Additionally, within the campaign there might be keywords that are relevant to the whole campaign, but need to be filtered to just one ad group. This is when you need to set up negatives at the ad group level. For example, if you sell kids shoes and have a campaign with just boy shoe keywords, you want to make sure that when someone types in “boys sneakers,” that they aren’t getting served ads for boys boots. In this scenario, the word sneakers is a negative keyword in the campaigns for boots and vice versa. Here at Hanapin, we have a macro built by our Analyst team that helps us find these embedded negatives, but you can build a spreadsheet with your ad groups as column headers:
Last Pieces Of Advice
- Do not add all the negatives you can think of at once. Create waves of adding negatives and space out their additions every couple of weeks. Negatives might be too restrictive and could unintentionally choke good traffic, so monitor new negatives to make sure you aren’t Mutombo’ing quality traffic.
- Perform search query analysis regularly to find new keywords, negatives, and possible sources of overly aggressive negatives. Also, don’t forget to pull a large date range to make sure you are not eliminating seasonally significant traffic. If you want tips on how to perform a SQR, check out this webinar.
- Do not ignore the fact that some keywords may be poor converters but are not irrelevant and can contribute to assisted conversions. When performing SQRs, review their assisted metrics to make sure you are not about to negatively impact visitors in the research phase.
- Make sure your negative match types are set up correctly so you are eliminating the right search queries.
For instance, if I only sold the boyfriend arm pillow, I would want to have negatives for throw pillows.
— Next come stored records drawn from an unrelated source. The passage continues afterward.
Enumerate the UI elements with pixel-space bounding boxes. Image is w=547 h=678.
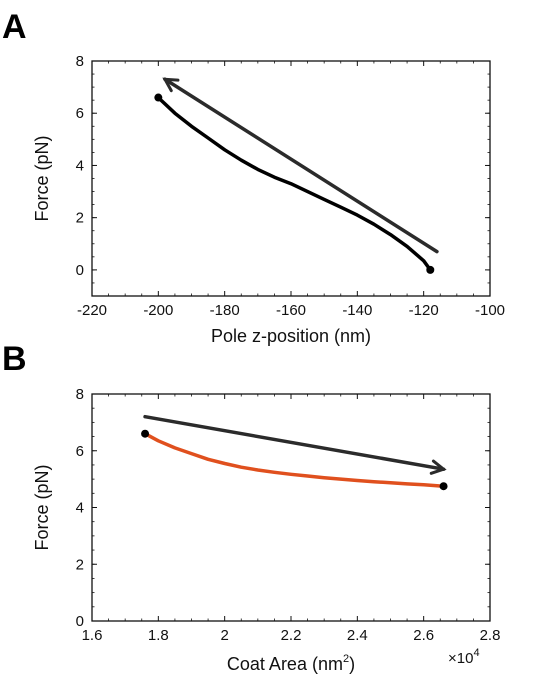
panel-a-endpoint-marker <box>154 93 163 102</box>
panel-a-x-tick-label: -180 <box>210 302 240 319</box>
panel-b: B 1.6 1.8 2 2.2 2.4 2.6 2.8 0 2 4 6 8 Coat Area (nm… <box>2 340 500 674</box>
panel-b-y-tick-label: 8 <box>76 386 84 403</box>
panel-a-x-tick-label: -100 <box>475 302 505 319</box>
panel-a-endpoint-marker <box>426 265 435 274</box>
panel-b-y-tick-label: 0 <box>76 613 84 630</box>
panel-b-axes-box <box>91 393 491 622</box>
panel-a-series-line <box>156 95 433 272</box>
panel-b-x-tick-label: 2 <box>220 627 228 644</box>
panel-b-y-tick-label: 6 <box>76 443 84 460</box>
panel-b-letter: B <box>2 340 27 378</box>
panel-b-y-tick-label: 2 <box>76 556 84 573</box>
panel-b-x-tick-label: 2.8 <box>480 627 501 644</box>
panel-b-y-tick-label: 4 <box>76 500 84 517</box>
panel-b-x-axis-label: Coat Area (nm2) <box>227 653 355 674</box>
panel-b-x-tick-label: 1.6 <box>82 627 103 644</box>
panel-a-direction-arrow-shaft <box>163 77 439 254</box>
panel-a-y-tick-label: 8 <box>76 53 84 70</box>
panel-b-x-multiplier: ×104 <box>448 647 480 667</box>
panel-a-y-tick-label: 2 <box>76 210 84 227</box>
panel-a: A -220 -200 -180 -160 -140 -120 -100 0 2 4 6 8 Pole… <box>2 8 505 346</box>
panel-b-endpoint-marker <box>141 429 150 438</box>
panel-b-x-axis-label-tail: ) <box>349 654 355 674</box>
panel-b-x-axis-label-superscript: 2 <box>343 653 349 665</box>
panel-a-letter: A <box>2 8 27 46</box>
panel-b-endpoint-marker <box>439 482 448 491</box>
panel-a-y-tick-label: 0 <box>76 262 84 279</box>
panel-a-y-axis-label: Force (pN) <box>32 135 52 221</box>
panel-a-x-tick-label: -160 <box>276 302 306 319</box>
panel-b-y-axis-label: Force (pN) <box>32 464 52 550</box>
panel-a-x-tick-label: -200 <box>143 302 173 319</box>
panel-a-x-axis-label: Pole z-position (nm) <box>211 326 371 346</box>
panel-a-x-tick-label: -120 <box>409 302 439 319</box>
panel-b-x-axis-label-main: Coat Area (nm <box>227 654 343 674</box>
panel-a-x-tick-label: -140 <box>342 302 372 319</box>
panel-a-direction-arrow-head <box>162 77 180 93</box>
panel-b-direction-arrow-shaft <box>143 414 446 471</box>
panel-a-y-tick-label: 4 <box>76 157 84 174</box>
panel-a-y-tick-label: 6 <box>76 105 84 122</box>
panel-a-plot: -220 -200 -180 -160 -140 -120 -100 0 2 4 6 8 <box>76 53 505 319</box>
panel-b-x-multiplier-base: ×10 <box>448 650 473 667</box>
panel-b-x-tick-label: 2.6 <box>413 627 434 644</box>
panel-b-direction-arrow-head <box>429 459 447 475</box>
panel-b-x-tick-label: 2.4 <box>347 627 368 644</box>
panel-a-x-tick-label: -220 <box>77 302 107 319</box>
panel-a-axes-box <box>91 60 491 297</box>
panel-b-x-tick-label: 2.2 <box>281 627 302 644</box>
panel-b-x-tick-label: 1.8 <box>148 627 169 644</box>
panel-b-series-line <box>143 431 446 488</box>
panel-b-x-multiplier-exponent: 4 <box>473 647 479 659</box>
panel-b-plot: 1.6 1.8 2 2.2 2.4 2.6 2.8 0 2 4 6 8 <box>76 386 501 644</box>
I could do a broad negative match type (-throw pillow) which would eliminate any time “throw” and “pillow” appear in a search query. Alternatively, I could do a negative exact keyword for –[throw pillow] which would only eliminate my ad for searches that are for ‘throw pillow’. Lastly, using a negative phrase of –“throw pillow” would eliminate the ads in searches that use those words together but may have other words in the search query, such as ‘boyfriend like substitutes for throw pillows’. For more in-depth guidance about negative match types, take a minute to read this post.
Negatives are a critical component to ensuring your account is not wasting money and your ads are being served to the most relevant of seekers. Whether you are new to paid search or have had campaigns running for years, setting aside time to review your keyword performance is a must. This activity will help you gain control over the sometimes unpredictable storm of search traffic and seek returns from the chaos of search marketing.